Chronique judiciaire

Épilogue (après deux procès) de l'affaire Ben Barka...

Le 5 juin 1967, l'affaire Ben Barka, qui avait passionné l'opinion française pendant 18 mois, trouvait, après deux procès, son épilogue judiciaire devant les Assises de la Seine. Un épilogue surprenant, puisque la plupart des accusés étaient acquittés, mais qui, pourtant, passa presque inaperçu. Car le jour même du verdict devait éclater le conflit entre Israël et les pays arabes, qui mobilisa ailleurs les passions politiques.

L'enlèvement

L'affaire Ben Barka avait commencé le 29 octobre 1965, près du restaurant Lipp. Secrétaire général de l'UNFP (Union nationale des forces populaires), ancien président de l'Assemblée, au Maroc, passé à l'opposition, condamné à mort par contumace dans son pays, Mehdi Ben Barka était une des chevilles ouvrières dans la lutte menée par le tiers monde contre l'impérialisme. Il s'apprêtait à collaborer au scénario d'un film intitulé Basta et qui avait cette lutte pour thème. C'est alors que, près du restaurant de Saint-Germain-des-Prés où il devait déjeuner avec des amis pour parler du film, il fut interpellé par deux hommes, qui, présentant une carte de policiers, le prièrent de monter à bord d'une voiture...

On ne devait plus jamais le revoir. L'enquête sur ce rapt mystérieux ne commença qu'avec retard. L'ami qui accompagnait Ben Barka, un historien, Azzemouri, attendit un jour avant d'alerter un quotidien — le Monde — et, à travers lui, les services de police.

De rebondissement en rebondissement, l'affaire n'allait pas tarder à prendre les dimensions d'un scandale qui compromettrait gravement les relations franco-marocaines, en même temps qu'elle fournirait à l'opposition de gauche le prétexte d'une offensive contre le régime gaulliste.

On s'aperçut assez vite que des truands étaient mêlés à l'affaire. Puis qu'un des personnages qui avait assisté à l'enlèvement était un honorable correspondant du SDECE (Service de documentation extérieure et de contre-espionnage), Antoine Lopez, qui occupait officiellement les fonctions d'agent d'Air France à Orly. Ensuite, on découvrit que les deux policiers qui avaient interpellé Ben Barka n'étaient pas de faux policiers, mais de vrais policiers — Souchon et Voitot — du quai des Orfèvres.

Un climat lourd

Enfin et surtout, il était apparu à la police (et l'accusation fut reprise par le général de Gaulle lui-même) que l'instigateur principal était le général Oufkir, ministre de l'Intérieur du roi du Maroc, qui, pour régler le sort de Ben Barka, à qui il vouait une haine farouche, était venu spécialement à Paris en même temps que son principal adjoint, le commandant Dlimi, chef de la Sûreté marocaine, et qu'un certain Chtouki.

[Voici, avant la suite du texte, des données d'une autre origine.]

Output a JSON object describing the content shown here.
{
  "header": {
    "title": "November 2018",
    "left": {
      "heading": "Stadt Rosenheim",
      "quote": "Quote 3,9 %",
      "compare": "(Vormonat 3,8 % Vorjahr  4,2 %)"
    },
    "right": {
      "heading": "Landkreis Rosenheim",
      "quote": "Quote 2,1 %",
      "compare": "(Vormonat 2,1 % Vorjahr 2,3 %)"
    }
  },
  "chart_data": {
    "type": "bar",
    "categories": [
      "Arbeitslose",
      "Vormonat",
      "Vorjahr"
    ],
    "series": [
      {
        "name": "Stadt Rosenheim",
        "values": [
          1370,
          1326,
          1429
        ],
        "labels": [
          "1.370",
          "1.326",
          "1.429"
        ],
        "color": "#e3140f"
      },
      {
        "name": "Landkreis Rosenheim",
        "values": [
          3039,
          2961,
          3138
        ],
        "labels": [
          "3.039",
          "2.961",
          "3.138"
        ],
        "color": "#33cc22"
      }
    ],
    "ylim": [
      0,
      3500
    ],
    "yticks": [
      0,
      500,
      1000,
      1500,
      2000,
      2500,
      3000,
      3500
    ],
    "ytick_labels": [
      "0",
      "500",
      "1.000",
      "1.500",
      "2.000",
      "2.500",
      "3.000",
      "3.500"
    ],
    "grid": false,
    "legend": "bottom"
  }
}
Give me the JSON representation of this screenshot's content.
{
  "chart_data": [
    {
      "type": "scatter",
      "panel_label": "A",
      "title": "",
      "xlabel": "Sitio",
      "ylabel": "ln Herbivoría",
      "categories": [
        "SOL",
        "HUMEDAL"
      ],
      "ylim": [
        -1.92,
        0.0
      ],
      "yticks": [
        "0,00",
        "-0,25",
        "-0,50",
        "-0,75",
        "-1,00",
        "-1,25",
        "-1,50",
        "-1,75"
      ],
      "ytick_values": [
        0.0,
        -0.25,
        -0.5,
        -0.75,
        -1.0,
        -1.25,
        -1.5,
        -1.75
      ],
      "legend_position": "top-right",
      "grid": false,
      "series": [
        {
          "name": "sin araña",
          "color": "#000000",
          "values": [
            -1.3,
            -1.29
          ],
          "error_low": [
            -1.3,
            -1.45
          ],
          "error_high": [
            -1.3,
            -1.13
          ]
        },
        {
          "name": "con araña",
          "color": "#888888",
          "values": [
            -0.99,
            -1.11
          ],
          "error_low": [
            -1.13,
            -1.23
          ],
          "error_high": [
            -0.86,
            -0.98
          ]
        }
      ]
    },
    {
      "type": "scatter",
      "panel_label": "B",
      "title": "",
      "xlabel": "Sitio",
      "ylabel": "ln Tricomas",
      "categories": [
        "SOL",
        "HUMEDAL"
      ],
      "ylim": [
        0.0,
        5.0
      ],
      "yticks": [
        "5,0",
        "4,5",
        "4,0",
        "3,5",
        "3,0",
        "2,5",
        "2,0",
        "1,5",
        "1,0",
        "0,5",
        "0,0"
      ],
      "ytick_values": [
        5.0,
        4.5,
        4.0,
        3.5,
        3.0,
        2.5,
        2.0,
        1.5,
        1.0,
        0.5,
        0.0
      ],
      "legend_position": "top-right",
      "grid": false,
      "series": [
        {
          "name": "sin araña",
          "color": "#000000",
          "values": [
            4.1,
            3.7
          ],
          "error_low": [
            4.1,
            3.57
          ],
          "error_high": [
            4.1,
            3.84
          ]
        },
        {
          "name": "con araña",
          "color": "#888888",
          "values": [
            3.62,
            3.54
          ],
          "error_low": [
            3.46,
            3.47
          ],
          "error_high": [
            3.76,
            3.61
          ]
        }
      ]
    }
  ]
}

En outre, pour alourdir le climat, tandis que se déroulait l'enquête, un des truands mêlés à l'affaire, Georges Figon, avait fait des révélations à la presse et avait été trouvé mort d'une balle dans la tête dans un studio du XVIIe arrondissement, où il se cachait. Il fut conclu au suicide — une conclusion que beaucoup trouvèrent scandaleuse, car ils pensèrent qu'on avait voulu réduire au silence un homme qui en savait long et qui était en relations avec un parlementaire UNR, Me Lemarchand, et le commissaire Caille.

Le premier procès

Tels étaient, grossièrement (très grossièrement) résumés, les faits dont allaient avoir à connaître les jurés de la cour d'assises de la Seine lorsque, le 5 septembre 1966, s'ouvrit ce qui devait être le premier procès Ben Barka et qui allait durer près d'un mois et demi. Six accusés étaient présents. L'un était en liberté provisoire : Marcel Leroy, dit Leroy-Finville, ancien chef d'études au SDECE, qui utilisait Lopez, et à qui il était reproché d'avoir été mis au courant de l'enlèvement qui se tramait et de n'avoir pas alerté ses supérieurs hiérarchiques. Les cinq autres accusés étaient incarcérés et se trouvaient dans le box. C'étaient d'abord les policiers Souchon et Voitot, Lopez, un étudiant marocain du nom de El Mahi, qui avait notamment remis une importante somme d'argent aux truands qui avaient participé au rapt, et enfin le journaliste Philippe Bernier. Ce dernier était un des convives avec lesquels Ben Barka devait déjeuner chez Lipp le jour de sa disparition.